All the Prophets carried a universal message of that freedom to make wider affiliation with the Almighty.

Muhammad, the last among the chosen ones, struggled throughout his prophetic mission to teach people step toward deep and authentic freedom in recognizing God as the Supreme Refuge.

Islam makes a strong case for the whole universe as a nation for a man and does not allow one to be trapped by passions springing from his race, nation, or identity.

The only thing that makes a man really free from any form of bondage is his turn to Divinity. His submission to the will of Lord that sets him really free from the illusions of the human.

That is a true freedom…the freedom of a being who, in the words of the Prophet of Islam, frees one from the prison of the self. 

He laid out the condition for universal freedom, “All mankind is from Adam and Eve’ and ‘no superiority over anyone except by ‘piety and good action’. 

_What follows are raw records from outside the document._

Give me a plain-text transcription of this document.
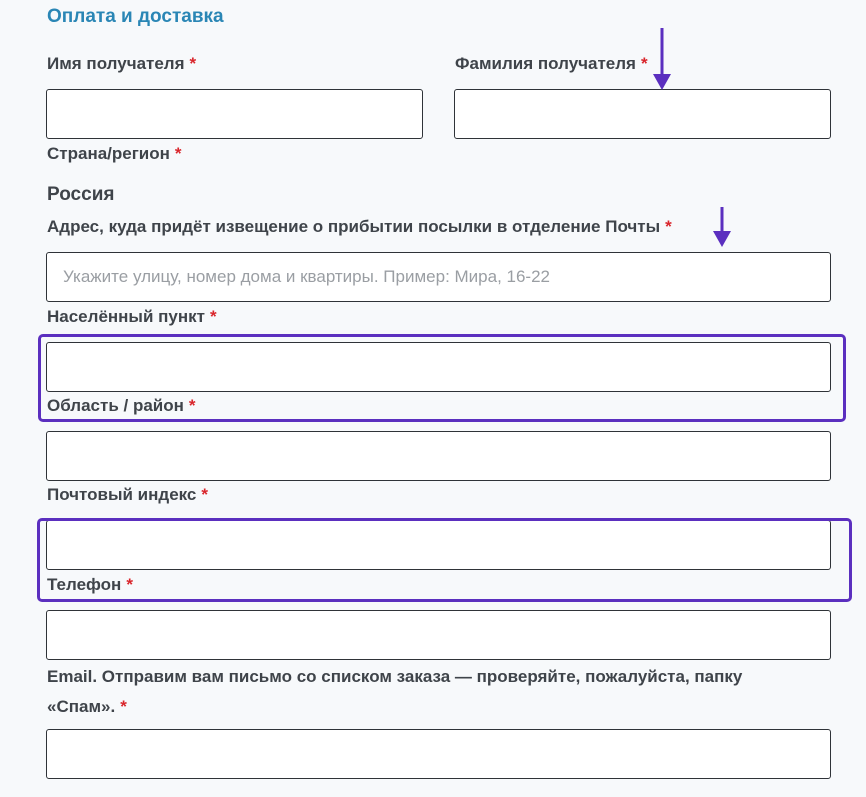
Оплата и доставка
Имя получателя *	Фамилия получателя *
Страна/регион *
Россия
Адрес, куда придёт извещение о прибытии посылки в отделение Почты *
Укажите улицу, номер дома и квартиры. Пример: Мира, 16-22
Населённый пункт *
Область / район *
Почтовый индекс *
Телефон *
Email. Отправим вам письмо со списком заказа — проверяйте, пожалуйста, папку «Спам». *
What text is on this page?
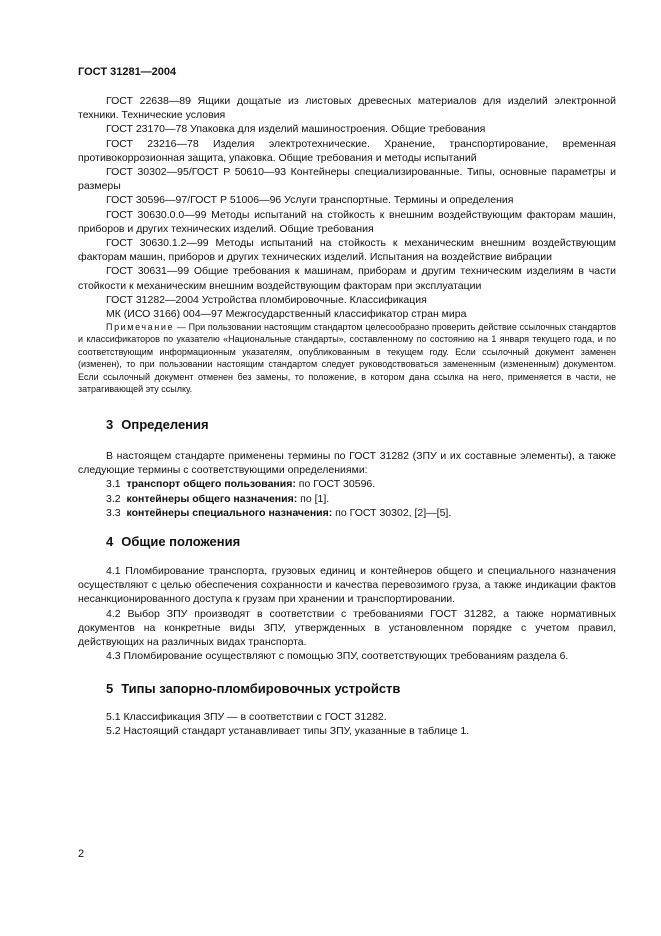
ГОСТ 31281—2004

ГОСТ 22638—89 Ящики дощатые из листовых древесных материалов для изделий электронной техники. Технические условия

ГОСТ 23170—78 Упаковка для изделий машиностроения. Общие требования

ГОСТ 23216—78 Изделия электротехнические. Хранение, транспортирование, временная противокоррозионная защита, упаковка. Общие требования и методы испытаний

ГОСТ 30302—95/ГОСТ Р 50610—93 Контейнеры специализированные. Типы, основные параметры и размеры

ГОСТ 30596—97/ГОСТ Р 51006—96 Услуги транспортные. Термины и определения

ГОСТ 30630.0.0—99 Методы испытаний на стойкость к внешним воздействующим факторам машин, приборов и других технических изделий. Общие требования

ГОСТ 30630.1.2—99 Методы испытаний на стойкость к механическим внешним воздействующим факторам машин, приборов и других технических изделий. Испытания на воздействие вибрации

ГОСТ 30631—99 Общие требования к машинам, приборам и другим техническим изделиям в части стойкости к механическим внешним воздействующим факторам при эксплуатации

ГОСТ 31282—2004 Устройства пломбировочные. Классификация

МК (ИСО 3166) 004—97 Межгосударственный классификатор стран мира

Примечание — При пользовании настоящим стандартом целесообразно проверить действие ссылочных стандартов и классификаторов по указателю «Национальные стандарты», составленному по состоянию на 1 января текущего года, и по соответствующим информационным указателям, опубликованным в текущем году. Если ссылочный документ заменен (изменен), то при пользовании настоящим стандартом следует руководствоваться замененным (измененным) документом. Если ссылочный документ отменен без замены, то положение, в котором дана ссылка на него, применяется в части, не затрагивающей эту ссылку.

3 Определения

В настоящем стандарте применены термины по ГОСТ 31282 (ЗПУ и их составные элементы), а также следующие термины с соответствующими определениями:

3.1 транспорт общего пользования: по ГОСТ 30596.

3.2 контейнеры общего назначения: по [1].

3.3 контейнеры специального назначения: по ГОСТ 30302, [2]—[5].

4 Общие положения

4.1 Пломбирование транспорта, грузовых единиц и контейнеров общего и специального назначения осуществляют с целью обеспечения сохранности и качества перевозимого груза, а также индикации фактов несанкционированного доступа к грузам при хранении и транспортировании.

4.2 Выбор ЗПУ производят в соответствии с требованиями ГОСТ 31282, а также нормативных документов на конкретные виды ЗПУ, утвержденных в установленном порядке с учетом правил, действующих на различных видах транспорта.

4.3 Пломбирование осуществляют с помощью ЗПУ, соответствующих требованиям раздела 6.

5 Типы запорно-пломбировочных устройств

5.1 Классификация ЗПУ — в соответствии с ГОСТ 31282.

5.2 Настоящий стандарт устанавливает типы ЗПУ, указанные в таблице 1.

2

All forms of freedom are enslaved in social bondage. A man has not yet liberated himself from his attachments to superficial emotions (freedom of expression), biological gratification (freedom from want) and   guaranteed security (freedom from fear). They all rely on human dependence.

To deny the existence of the Creator necessitates the move to set man free from ignorance of the sense of the Maker and sensitize him to an elevated goal of freedom of contemplation toward creation.

How can a man deny the signs of Lord while he sees the mechanism of a mystical power at work in a flying bird, a standing tree, falling darkness, or a shining star?

A Quranic revelation in this effect is worthy to note:

‘In the creation of the heavens and the earth; in the alternation of night and day; in the sailing of the ships through the ocean for the profit of humankind; in the rain that God sends down from the skies, and the life which He then gives to the earth after it had been lifeless; in the beasts of all kind that He scatters through the earth; in the change of the winds, and the clouds that run their appointed courses between the sky and the earth; [here] indeed are signs for a people who are wise.’ (2:164)

Man’s real freedom lies in his awareness and in his discipline of being able truly to reach beyond the reasons of the heart to the absolute autonomy of mind to let meditative observations go  freely:

‘Do they not observe the birds above them, spreading their wings and folding them in? None can uphold them except the Most Gracious. Truly it is He who watches over all things.’ (Quran, 67:19) 

God’s devotion is Devotion without dependence, a Devotion that liberates and elevates. In the experience of this intimacy a man perceives the presence of the Being, of the Divine and attains an independent and a true meaning of freedom in life.